The National Labor Relations Act (“NLRA”), which protects the right of employees to engage in collective bargaining and other union-related activity, expressly excludes “supervisors” from the definition of “employees” and thereby from the protections of the statute. The NLRA defines supervisor as an individual who has the authority, in the interest of the employer “to hire, transfer, suspend, lay off, recall, promote, discharge, assign, reward, or discipline other employees, or responsibly to direct them” provided that the exercise of such authority “is not of a merely routine or clerical nature, but requires the use of independent judgment.” In interpreting the supervisor exclusion, the NLRB has long held that where an individual directs other employees using “ordinary professional or technical judgment,” such direction does not constitute “responsible direction” so as to make the individual a supervisor. The NLRB reasoned that such direction arises out of the individual’s expertise and experience rather than his or her exercise of true management prerogatives.
In the Kentucky River case, the NLRB applied these standards and rejected the contention of the employer, an operator of a health care facility, that its nurses were supervisors who should be excluded from a facility-wide bargaining unit a union sought. The Supreme Court overruled the NLRB’s decision, finding that the NLRB’s standard for determining supervisory status is inconsistent with the terms of the NLRA. The statute itself, the Court noted, sets forth only three elements in the definition of supervisors: (1) they hold the authority to perform any of the enumerated personnel actions; (2) their exercise of this authority is not merely routine but requires independent judgment; and (3) they act “in the interest of the employer.” The NLRB exceeded its authority, the Court found, by adding an additional element which is not found in the statute — a requirement that the individual exercise more than “ordinary professional or technical judgment” in directing other employees in order to be considered a supervisor.
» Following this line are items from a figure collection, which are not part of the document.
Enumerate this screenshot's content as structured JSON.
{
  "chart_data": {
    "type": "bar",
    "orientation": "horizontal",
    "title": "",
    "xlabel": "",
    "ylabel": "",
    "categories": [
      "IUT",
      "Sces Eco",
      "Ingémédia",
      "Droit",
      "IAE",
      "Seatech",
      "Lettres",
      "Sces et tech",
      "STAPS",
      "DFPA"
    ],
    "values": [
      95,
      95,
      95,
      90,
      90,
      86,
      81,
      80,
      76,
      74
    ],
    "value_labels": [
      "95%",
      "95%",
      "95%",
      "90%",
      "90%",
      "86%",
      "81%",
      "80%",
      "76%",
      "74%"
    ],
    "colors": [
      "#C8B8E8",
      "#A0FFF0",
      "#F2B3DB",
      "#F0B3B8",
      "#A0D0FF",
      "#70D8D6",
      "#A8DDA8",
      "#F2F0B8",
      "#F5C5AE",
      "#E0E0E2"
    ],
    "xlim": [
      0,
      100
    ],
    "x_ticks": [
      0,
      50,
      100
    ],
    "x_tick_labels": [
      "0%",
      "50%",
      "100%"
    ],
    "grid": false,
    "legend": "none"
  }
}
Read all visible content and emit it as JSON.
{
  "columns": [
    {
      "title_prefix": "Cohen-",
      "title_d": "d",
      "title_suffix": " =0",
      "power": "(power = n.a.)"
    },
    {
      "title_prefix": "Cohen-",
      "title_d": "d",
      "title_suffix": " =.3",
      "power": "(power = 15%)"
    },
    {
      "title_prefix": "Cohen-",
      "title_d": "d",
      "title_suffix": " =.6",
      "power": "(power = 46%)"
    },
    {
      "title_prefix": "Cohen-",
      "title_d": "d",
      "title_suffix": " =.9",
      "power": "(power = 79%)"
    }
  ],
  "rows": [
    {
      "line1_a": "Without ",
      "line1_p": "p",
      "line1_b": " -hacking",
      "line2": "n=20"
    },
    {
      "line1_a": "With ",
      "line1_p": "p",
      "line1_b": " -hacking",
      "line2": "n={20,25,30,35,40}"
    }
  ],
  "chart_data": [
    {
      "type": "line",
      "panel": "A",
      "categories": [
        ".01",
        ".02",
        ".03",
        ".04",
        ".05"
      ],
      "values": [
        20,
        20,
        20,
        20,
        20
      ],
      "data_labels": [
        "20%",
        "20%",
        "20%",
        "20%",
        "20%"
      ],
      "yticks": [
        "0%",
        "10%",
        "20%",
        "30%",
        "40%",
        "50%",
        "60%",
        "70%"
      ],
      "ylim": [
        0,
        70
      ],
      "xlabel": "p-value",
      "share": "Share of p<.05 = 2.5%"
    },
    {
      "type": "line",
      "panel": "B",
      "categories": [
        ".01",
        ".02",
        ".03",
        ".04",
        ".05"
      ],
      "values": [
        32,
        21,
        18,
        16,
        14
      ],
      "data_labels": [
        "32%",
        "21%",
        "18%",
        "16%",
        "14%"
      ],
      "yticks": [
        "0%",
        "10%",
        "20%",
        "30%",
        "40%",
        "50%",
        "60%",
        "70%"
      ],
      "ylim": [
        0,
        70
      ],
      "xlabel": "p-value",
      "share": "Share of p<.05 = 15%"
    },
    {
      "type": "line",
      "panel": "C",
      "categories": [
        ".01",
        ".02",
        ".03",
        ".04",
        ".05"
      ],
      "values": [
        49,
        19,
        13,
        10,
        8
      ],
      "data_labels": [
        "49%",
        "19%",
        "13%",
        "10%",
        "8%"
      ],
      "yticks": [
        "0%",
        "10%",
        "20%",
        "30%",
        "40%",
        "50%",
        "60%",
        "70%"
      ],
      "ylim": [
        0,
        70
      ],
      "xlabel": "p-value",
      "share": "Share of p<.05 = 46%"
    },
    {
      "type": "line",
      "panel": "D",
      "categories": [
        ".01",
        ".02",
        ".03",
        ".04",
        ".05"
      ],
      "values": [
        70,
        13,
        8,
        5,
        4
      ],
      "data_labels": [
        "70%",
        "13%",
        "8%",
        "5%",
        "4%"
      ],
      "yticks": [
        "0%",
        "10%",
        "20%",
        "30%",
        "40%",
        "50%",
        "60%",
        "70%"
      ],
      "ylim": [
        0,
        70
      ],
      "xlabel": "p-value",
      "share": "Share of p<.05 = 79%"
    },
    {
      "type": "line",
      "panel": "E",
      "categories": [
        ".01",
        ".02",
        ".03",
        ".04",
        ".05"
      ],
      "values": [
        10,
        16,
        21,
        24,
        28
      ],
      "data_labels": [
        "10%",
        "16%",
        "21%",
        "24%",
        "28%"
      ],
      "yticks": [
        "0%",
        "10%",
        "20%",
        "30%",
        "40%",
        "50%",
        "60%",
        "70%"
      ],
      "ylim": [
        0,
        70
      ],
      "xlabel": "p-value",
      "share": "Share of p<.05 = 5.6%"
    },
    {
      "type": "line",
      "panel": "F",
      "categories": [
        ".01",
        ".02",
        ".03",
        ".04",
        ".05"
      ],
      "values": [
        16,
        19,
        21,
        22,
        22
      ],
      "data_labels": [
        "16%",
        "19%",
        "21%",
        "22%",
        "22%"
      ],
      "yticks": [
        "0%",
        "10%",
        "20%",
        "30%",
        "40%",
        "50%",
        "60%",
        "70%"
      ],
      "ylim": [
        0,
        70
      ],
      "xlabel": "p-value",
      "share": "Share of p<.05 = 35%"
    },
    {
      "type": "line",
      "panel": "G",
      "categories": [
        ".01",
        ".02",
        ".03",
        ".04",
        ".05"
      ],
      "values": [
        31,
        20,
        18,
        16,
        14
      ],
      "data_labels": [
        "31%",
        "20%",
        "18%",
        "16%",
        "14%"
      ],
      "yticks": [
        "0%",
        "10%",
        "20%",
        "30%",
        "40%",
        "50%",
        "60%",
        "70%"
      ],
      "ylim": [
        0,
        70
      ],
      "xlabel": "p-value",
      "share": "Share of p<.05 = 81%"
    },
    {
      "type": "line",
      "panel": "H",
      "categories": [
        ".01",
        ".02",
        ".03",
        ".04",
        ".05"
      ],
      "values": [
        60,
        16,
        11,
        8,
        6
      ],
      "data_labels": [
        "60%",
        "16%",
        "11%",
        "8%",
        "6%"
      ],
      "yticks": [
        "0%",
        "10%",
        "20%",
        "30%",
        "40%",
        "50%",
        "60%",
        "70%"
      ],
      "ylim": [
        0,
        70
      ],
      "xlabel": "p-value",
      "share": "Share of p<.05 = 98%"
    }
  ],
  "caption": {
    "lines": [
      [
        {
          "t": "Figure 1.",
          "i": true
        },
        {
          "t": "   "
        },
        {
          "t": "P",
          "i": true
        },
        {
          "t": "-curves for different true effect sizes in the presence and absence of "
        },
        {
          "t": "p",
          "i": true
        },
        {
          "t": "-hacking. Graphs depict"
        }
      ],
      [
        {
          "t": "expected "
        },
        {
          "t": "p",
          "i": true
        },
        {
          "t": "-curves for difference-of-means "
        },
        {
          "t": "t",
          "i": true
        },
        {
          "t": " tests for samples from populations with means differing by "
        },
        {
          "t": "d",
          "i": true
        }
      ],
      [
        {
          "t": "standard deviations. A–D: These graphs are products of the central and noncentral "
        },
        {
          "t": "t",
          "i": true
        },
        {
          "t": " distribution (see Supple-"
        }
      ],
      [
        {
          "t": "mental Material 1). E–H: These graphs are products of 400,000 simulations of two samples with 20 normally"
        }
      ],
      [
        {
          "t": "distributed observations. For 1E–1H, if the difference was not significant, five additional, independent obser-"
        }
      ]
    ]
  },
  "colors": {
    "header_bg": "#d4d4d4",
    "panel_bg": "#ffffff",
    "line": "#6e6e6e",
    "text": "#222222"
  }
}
The primary effect of the Kentucky River decision will be to make it easier for employers to establish that individuals are statutory supervisors and therefore ineligible to unionize. However, the expansion of the definition of supervisors also carries pitfalls for employers. Since employers are generally responsible for the conduct of all of their supervisors, employers involved in union organizing campaigns may be found to have committed unfair labor practices by virtue of the actions of individuals who the employer did not realize were supervisors and who would not have been considered supervisors under prior law. It is in the interest of all employers, even before the onset of union activity, to periodically review their operations and determine clearly which employees qualify as supervisors in light of the change in the applicable standard arising from the Kentucky River decision.